The Committee rejected the President’s low numbers for public housing programs. The Senate committee funded the Public Housing Capital Fund at $2.46 billion, or $282 million more than requested by the President. The Public Housing Operating Fund was funded at $3.66 billion, $96 million over the President’s level. The Committee also dropped restrictions in the President’s bill that would provide tenant protection vouchers only when the tenant’s unit is demolished or converted to market rate. Currently vouchers are issued for all units no longer available, including those temporarily vacant.
The Committee rejected the Administration’s request to cut in half funding for Housing for Persons with Disabilities and to shrink Housing for the Elderly by over 25 percent. Instead it funded those programs at $240 million and $750 million, slightly above 2006 levels. It also agreed to provide $100 million for HOPE VI, a program that the Administration would have eliminated. Under HOPE VI, severely distressed public housing units are demolished and replaced with units for low-income families within mixed-income housing.

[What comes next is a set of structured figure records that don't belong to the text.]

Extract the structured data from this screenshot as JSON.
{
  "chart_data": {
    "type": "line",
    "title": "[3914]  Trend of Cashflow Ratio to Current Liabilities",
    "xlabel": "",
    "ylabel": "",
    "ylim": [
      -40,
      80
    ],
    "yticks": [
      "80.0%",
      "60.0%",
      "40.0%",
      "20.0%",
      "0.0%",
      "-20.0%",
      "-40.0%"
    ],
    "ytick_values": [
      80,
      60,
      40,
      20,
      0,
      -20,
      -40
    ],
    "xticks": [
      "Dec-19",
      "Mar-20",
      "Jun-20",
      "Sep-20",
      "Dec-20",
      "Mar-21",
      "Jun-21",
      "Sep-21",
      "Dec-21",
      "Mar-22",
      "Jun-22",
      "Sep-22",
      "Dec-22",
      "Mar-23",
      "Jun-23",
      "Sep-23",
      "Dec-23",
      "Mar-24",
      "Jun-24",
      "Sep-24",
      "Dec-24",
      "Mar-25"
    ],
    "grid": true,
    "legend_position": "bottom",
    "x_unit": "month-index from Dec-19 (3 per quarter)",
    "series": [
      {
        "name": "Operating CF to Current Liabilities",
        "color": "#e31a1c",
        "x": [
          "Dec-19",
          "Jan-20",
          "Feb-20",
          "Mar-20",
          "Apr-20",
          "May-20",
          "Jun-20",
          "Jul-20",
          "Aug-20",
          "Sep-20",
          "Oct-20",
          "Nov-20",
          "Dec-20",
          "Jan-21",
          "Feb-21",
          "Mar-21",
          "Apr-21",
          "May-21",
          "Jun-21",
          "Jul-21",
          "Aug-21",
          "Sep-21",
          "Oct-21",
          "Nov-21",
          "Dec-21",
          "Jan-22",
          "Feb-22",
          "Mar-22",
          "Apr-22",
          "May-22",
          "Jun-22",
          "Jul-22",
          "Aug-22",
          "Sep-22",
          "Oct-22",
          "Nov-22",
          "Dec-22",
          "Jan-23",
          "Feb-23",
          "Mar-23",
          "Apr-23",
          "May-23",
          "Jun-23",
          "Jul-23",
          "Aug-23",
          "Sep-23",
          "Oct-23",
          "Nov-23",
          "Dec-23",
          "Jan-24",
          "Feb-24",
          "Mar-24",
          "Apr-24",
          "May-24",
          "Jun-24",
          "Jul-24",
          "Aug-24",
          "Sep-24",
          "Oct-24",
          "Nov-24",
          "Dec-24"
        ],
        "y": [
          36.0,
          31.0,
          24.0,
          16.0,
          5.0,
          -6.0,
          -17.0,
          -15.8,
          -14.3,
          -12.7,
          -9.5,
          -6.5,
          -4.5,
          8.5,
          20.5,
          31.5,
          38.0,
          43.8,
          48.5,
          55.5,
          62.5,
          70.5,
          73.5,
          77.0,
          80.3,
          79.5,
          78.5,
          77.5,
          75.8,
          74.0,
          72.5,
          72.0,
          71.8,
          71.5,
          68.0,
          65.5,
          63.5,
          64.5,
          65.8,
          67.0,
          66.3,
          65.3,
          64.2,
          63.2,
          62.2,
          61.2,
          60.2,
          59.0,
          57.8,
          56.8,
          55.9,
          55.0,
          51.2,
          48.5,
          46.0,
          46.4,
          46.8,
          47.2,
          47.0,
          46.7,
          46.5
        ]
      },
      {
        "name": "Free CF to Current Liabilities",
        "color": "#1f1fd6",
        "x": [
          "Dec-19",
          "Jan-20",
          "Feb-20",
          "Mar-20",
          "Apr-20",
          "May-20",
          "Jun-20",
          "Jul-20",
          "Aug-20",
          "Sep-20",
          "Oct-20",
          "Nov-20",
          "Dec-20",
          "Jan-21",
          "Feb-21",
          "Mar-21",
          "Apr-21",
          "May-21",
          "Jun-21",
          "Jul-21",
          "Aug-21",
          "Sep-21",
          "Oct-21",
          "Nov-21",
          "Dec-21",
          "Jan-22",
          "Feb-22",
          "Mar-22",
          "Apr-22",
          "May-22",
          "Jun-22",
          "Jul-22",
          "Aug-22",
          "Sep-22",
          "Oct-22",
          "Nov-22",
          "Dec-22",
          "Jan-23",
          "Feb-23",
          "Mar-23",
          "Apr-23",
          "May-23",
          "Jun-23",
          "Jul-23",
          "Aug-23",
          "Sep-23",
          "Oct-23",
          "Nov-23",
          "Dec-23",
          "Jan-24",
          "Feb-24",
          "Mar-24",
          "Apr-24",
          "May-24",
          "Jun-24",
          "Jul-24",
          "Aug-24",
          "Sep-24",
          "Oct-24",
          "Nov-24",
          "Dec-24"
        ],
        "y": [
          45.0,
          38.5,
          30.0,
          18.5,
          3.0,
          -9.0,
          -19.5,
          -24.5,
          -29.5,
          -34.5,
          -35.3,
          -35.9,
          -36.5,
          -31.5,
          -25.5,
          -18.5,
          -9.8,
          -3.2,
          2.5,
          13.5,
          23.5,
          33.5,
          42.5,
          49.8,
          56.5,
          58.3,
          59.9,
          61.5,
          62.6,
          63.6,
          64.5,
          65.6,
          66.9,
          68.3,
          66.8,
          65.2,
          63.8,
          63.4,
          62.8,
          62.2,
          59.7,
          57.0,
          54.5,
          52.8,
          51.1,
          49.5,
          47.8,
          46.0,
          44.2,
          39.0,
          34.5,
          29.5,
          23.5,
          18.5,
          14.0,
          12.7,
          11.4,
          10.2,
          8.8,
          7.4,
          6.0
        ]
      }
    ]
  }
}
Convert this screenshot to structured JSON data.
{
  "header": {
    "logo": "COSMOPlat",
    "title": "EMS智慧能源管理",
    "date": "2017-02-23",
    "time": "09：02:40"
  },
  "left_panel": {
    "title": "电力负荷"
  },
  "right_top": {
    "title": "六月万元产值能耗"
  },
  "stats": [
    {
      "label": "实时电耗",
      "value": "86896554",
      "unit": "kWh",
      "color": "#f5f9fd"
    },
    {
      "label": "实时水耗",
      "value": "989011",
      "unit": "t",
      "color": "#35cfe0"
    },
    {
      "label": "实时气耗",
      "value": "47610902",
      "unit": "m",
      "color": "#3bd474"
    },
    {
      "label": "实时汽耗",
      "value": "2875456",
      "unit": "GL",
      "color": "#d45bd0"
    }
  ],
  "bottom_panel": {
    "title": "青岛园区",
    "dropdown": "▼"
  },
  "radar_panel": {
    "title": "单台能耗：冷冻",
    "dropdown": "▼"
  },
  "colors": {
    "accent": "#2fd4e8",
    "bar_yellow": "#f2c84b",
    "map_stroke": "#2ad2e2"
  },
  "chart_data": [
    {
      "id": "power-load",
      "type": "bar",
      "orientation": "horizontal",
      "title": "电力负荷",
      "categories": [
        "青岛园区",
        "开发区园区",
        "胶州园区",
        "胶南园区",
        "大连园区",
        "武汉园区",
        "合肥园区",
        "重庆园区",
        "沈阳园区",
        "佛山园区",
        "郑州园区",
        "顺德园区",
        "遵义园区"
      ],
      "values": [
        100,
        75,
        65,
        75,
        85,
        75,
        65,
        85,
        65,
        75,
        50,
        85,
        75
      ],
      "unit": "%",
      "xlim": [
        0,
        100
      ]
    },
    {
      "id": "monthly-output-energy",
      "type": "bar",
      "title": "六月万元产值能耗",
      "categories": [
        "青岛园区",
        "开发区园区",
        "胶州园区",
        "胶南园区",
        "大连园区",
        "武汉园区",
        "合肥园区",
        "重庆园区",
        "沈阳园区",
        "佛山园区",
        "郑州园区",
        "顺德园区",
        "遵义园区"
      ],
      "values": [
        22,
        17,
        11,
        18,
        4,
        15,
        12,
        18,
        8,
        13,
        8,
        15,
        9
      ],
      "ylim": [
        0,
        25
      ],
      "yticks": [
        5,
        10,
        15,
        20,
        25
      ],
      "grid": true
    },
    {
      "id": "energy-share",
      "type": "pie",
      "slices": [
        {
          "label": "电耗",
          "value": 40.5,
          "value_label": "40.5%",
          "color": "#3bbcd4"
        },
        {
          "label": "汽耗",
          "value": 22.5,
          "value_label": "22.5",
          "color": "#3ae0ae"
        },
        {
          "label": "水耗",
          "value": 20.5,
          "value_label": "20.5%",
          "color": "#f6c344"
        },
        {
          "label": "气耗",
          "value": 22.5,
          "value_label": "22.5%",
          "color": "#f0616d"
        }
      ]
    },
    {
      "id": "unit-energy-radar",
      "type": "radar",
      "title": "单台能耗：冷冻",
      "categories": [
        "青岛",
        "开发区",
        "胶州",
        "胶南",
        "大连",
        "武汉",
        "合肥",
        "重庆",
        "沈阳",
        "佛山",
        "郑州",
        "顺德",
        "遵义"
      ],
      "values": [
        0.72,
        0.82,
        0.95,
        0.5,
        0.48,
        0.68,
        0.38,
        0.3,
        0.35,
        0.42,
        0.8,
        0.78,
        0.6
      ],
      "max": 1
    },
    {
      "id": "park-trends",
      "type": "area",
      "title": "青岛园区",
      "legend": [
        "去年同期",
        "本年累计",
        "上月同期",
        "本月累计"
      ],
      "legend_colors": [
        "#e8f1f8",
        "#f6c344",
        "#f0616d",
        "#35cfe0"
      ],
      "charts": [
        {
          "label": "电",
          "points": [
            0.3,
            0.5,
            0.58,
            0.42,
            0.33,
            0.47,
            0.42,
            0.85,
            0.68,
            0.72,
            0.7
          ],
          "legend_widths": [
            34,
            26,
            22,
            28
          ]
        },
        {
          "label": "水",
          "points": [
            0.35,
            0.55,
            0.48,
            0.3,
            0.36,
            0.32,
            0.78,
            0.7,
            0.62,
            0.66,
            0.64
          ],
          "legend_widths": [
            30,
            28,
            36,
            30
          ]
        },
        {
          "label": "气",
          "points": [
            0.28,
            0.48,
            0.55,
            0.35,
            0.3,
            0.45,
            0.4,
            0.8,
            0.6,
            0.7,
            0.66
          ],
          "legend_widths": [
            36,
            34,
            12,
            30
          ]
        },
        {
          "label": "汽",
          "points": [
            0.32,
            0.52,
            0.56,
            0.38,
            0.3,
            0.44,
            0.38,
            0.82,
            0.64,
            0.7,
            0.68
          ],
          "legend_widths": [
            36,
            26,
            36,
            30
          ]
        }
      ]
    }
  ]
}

Other programs whose funding levels were increased over FY 06 levels include: the HOME Investment Partnership Program, which provides assistance to states and local governments to expand the supply of affordable housing, up $208 million (12 percent); Homeless Assistance Grants, increased by $184 million (14 percent); Community Development Block Formula Grants, raised by $166 million (4 percent); and Housing Opportunities for Persons with AIDS, up $9 million (3 percent).
It is unlikely that the Senate will bring this bill to the floor before it recesses for the November election. When FY 2007 begins on October 1, 2006, funding for unfinished appropriations bills will go forward under a Continuing Resolution that Congress will pass before the September 29 recess target date. Congress will return after the election to finish its work on appropriations bills.